Kelompok ini relatif besar yaitu 52,8%. Alasan tidak ingin mengikuti program Tapera karena alasan sudah memiliki rumah, sebesar 17,4%. Sedangkan ketidakpercayaan dan menganggap manfaat program Tapera belum jelas, sebesar 9,9%.
Selain itu, faktor-faktor non ekonomi juga muncul dari beberapa pihak. Salah satunya tuntutan lembaga pengelola (BP Tapera) yang harus profesional serta memastikan transparansi penggunaan dana serta administrasi yang efisien. Efektivitas dan tepat sasaran dana Tapera secara jangka panjang juga menjadi tuntutan masyarakat.
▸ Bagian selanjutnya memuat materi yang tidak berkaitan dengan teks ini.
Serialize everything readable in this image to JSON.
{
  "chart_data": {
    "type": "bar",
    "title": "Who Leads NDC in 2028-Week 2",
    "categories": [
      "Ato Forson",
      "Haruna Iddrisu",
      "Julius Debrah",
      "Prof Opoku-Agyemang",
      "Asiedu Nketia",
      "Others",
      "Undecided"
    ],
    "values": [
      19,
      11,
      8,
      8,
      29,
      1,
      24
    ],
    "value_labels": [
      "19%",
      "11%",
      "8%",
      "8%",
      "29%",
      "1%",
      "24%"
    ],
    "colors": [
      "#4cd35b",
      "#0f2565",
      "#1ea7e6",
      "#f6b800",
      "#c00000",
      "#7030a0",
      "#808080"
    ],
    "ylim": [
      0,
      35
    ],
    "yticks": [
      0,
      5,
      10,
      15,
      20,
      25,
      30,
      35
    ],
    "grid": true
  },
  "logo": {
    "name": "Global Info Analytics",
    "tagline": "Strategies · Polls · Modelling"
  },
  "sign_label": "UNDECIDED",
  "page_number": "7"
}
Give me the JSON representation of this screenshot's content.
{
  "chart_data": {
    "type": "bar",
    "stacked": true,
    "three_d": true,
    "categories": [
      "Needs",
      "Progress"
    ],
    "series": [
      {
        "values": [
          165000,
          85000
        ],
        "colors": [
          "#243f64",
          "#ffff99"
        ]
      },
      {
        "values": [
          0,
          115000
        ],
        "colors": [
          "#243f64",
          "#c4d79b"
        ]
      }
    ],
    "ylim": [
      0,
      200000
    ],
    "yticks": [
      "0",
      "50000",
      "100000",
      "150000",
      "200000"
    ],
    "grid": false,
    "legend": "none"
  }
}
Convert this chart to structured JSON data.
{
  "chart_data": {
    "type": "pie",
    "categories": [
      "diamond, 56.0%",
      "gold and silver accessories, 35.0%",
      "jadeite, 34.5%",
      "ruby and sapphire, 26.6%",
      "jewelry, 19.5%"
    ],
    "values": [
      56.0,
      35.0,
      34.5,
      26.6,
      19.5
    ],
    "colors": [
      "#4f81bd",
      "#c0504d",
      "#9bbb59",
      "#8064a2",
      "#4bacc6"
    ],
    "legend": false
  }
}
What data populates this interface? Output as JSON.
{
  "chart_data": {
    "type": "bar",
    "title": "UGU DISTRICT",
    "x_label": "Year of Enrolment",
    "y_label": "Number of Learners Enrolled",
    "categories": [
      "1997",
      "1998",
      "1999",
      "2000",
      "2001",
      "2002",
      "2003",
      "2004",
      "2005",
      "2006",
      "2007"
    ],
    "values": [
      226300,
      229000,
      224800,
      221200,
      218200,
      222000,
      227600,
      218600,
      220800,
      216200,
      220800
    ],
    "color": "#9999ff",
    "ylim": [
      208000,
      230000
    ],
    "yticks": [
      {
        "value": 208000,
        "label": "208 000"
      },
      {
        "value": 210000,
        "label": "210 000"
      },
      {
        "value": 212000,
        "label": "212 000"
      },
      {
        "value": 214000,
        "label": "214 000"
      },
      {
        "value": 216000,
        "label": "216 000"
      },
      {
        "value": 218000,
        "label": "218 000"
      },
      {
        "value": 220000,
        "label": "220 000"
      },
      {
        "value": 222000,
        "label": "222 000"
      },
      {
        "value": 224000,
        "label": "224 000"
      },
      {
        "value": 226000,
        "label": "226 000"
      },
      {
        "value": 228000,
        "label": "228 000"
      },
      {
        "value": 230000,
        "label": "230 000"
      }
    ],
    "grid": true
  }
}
Rencana implementasi Tapera di Indonesia ternyata mempunyai banyak hambatan. Salah satu penyebabnya adalah kurangnya literasi masyarakat akan isu penerapan progam Tapera tersebut.
Artinya sosialisasi penerapan program Tapera masih belum optimal. Beberapa bukti lainnya menunjukkan bahwa hampir semua lembaga, perusahaan-perusahaan swasta misalnya tidak mempunyai informasi yang cukup mengenai skema program Tapera.
Reformulasi Tapera
Nah, sebagai solusi dan strategi untuk mengantisipasi berbagai hambatan tersebut, salah satu di antaranya melalui aksi perbaikan/reformulasi implementasi program Tapera. Ini meliputi beberapa sisi, baik sisi finansial, operasional dan birokrasi/politis.
Reformulasi dari sisi finansial akan berkaitan dengan proses kepesertaan atau keanggotaan dan manfaat Tapera. Pilihan perlunya iuran kepesertaan menjadi wajib ataukah sukarela menjadi hal yang perlu dipertimbangkan.
Hal ini penting bagi peserta Tapera khususnya yang berkasta rendah, masyarakat berpenghasilan rendah (MBR), bagaimana kemampuan mereka secara finansial. Dan, bagi non MBR, bagaimana mereka mau menjadi peserta. Hal-hal apa saja yang menarik bagi mereka.
Sementara, potensi nilai uang kepesertaan non-MBR jauh lebih banyak dibandingkan nilai uang kepesertaan dari MBR.
Sedangkan alternatif besaran iuran tiap kelompok dapat juga di buat berbeda, seperti iuran progresif, flat maupun disesuaikan dengan kelompok secara proporsional. Pada karyawan swasta non-MBR perlu diakomodasi menjadi peserta Tapera, karena potensi dana mereka yang akan terkumpul.
Namun permasalahannya bagaimana agar mereka mau menjadi peserta Tapera. Pada umumnya kasta non-MBR, mereka sudah mampu/mandiri dalam kepemilikan rumah.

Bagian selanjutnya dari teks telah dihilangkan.